There are some basic common sense things to know about medicine and if someone is going to make a claim contradicting it they need to have a lot of evidence and some damn good explanations.
The idea that halting a major development milestone would be harmless breaks every bit of common sense about child health. The idea that infection with a sickness does not grant any kind of immunity is also insane.
I remember even 15 years ago, when all this seemed like a fever dream, the activist claims that "If a child decides they want to, they can just resume a normal puberty" seemed insane to me. My mind automatically went to all the wrestlers I knew in highschool who's growth was stunted from constantly having to make weight for 4 years. There was no catching up on that growth after they quit wrestling. The chip on their shoulder manlet former wrestler stereotype exist for a reason. They were tricked by their coaches into peaking at 15, and sacrificed the stature of an adult and the romantic successes that come with it.
I doubt your typical highschool female athletic encounters this, but I know with Olympic level female gymnast (and other sports) who've been lifers, they often struggle with fertility, though I think it's an open and debated question how much of that is permanent. There does seem to be some risk of permanence if the condition occurs at the wrong time or for a long duration.

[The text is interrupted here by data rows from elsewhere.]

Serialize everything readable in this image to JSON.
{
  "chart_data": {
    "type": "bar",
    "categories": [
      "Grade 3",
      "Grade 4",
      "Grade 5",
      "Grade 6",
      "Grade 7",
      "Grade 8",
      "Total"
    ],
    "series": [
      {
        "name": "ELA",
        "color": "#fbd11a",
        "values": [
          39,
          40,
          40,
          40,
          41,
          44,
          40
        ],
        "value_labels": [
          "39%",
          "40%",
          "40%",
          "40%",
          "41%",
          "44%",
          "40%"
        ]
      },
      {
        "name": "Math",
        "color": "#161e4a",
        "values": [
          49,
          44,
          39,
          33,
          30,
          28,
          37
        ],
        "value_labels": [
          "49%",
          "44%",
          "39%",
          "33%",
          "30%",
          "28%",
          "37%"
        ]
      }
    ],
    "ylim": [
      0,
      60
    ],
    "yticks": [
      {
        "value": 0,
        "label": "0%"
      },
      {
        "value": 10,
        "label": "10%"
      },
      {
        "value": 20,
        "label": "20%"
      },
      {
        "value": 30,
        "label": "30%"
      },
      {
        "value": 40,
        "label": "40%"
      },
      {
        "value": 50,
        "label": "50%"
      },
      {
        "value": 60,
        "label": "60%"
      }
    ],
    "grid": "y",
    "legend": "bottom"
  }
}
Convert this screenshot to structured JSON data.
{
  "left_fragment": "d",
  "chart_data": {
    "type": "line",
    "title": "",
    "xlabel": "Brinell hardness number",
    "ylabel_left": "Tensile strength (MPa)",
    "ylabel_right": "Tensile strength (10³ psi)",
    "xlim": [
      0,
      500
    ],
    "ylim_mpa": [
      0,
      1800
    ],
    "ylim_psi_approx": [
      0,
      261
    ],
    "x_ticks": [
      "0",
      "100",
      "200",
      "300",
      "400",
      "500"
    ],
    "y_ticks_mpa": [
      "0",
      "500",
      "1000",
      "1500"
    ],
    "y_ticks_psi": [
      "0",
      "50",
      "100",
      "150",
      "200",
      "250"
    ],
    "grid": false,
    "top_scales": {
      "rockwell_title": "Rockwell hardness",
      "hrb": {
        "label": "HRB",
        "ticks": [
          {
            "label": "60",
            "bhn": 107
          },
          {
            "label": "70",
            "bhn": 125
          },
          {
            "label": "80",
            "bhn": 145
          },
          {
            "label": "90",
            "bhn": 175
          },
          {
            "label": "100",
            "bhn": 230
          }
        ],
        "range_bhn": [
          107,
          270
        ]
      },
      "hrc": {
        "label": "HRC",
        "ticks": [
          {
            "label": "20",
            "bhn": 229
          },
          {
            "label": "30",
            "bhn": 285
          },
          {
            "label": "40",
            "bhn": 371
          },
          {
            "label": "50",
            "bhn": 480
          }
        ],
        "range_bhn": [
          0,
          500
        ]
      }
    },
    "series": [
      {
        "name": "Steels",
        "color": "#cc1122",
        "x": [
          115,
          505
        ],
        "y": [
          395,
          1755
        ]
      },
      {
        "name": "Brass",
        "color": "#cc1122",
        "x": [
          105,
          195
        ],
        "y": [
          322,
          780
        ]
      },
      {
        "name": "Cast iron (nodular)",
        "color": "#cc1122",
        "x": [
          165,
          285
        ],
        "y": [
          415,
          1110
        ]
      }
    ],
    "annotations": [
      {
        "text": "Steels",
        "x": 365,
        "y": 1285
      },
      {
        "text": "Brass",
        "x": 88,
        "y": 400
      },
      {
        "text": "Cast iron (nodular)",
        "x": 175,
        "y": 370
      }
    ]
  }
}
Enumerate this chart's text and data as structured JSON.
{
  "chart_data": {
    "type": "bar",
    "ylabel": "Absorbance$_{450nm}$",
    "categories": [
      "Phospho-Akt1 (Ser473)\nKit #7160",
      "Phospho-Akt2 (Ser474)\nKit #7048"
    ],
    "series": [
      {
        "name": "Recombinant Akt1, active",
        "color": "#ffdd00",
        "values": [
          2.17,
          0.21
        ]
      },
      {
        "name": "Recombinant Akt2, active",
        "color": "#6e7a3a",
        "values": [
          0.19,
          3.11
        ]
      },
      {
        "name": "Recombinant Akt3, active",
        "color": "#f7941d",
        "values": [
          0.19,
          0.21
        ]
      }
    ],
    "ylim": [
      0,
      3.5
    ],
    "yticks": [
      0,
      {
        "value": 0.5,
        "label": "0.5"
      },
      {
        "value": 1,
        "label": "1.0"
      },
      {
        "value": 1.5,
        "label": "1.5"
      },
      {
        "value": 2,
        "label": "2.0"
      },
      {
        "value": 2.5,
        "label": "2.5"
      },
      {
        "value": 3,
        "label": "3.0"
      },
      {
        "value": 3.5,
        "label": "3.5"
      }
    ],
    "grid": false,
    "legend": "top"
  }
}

So I mean, in the context of these pre-trans examples around how important healthy puberty is, and how you don't get a do-over, it was shocking to me that anyone believed the activist lie that it was "fully reversible".

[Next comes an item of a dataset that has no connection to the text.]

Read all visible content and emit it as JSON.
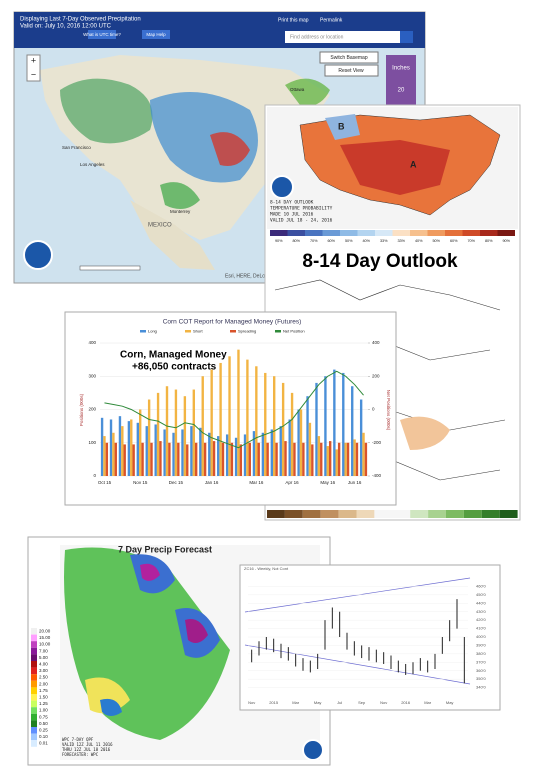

Isn't the corollary to this that we should also ban teenage wrestling and gymnastics in addition to puberty blockers?
Elite teenage wrestling / gymnastics (and possibly other sports). Sure, I'd be in favor of that. The benefit of sports is that it gets you off your ass, teaches you discipline, possibly team work, how to git gud, how to deal with failure, etc. etc., If kids are practicing sports to the point of predictable long-term health consequences, then things have gotten rather retarded.
The key is to encourage multi-sport focus rather than elite specialization. IMHO.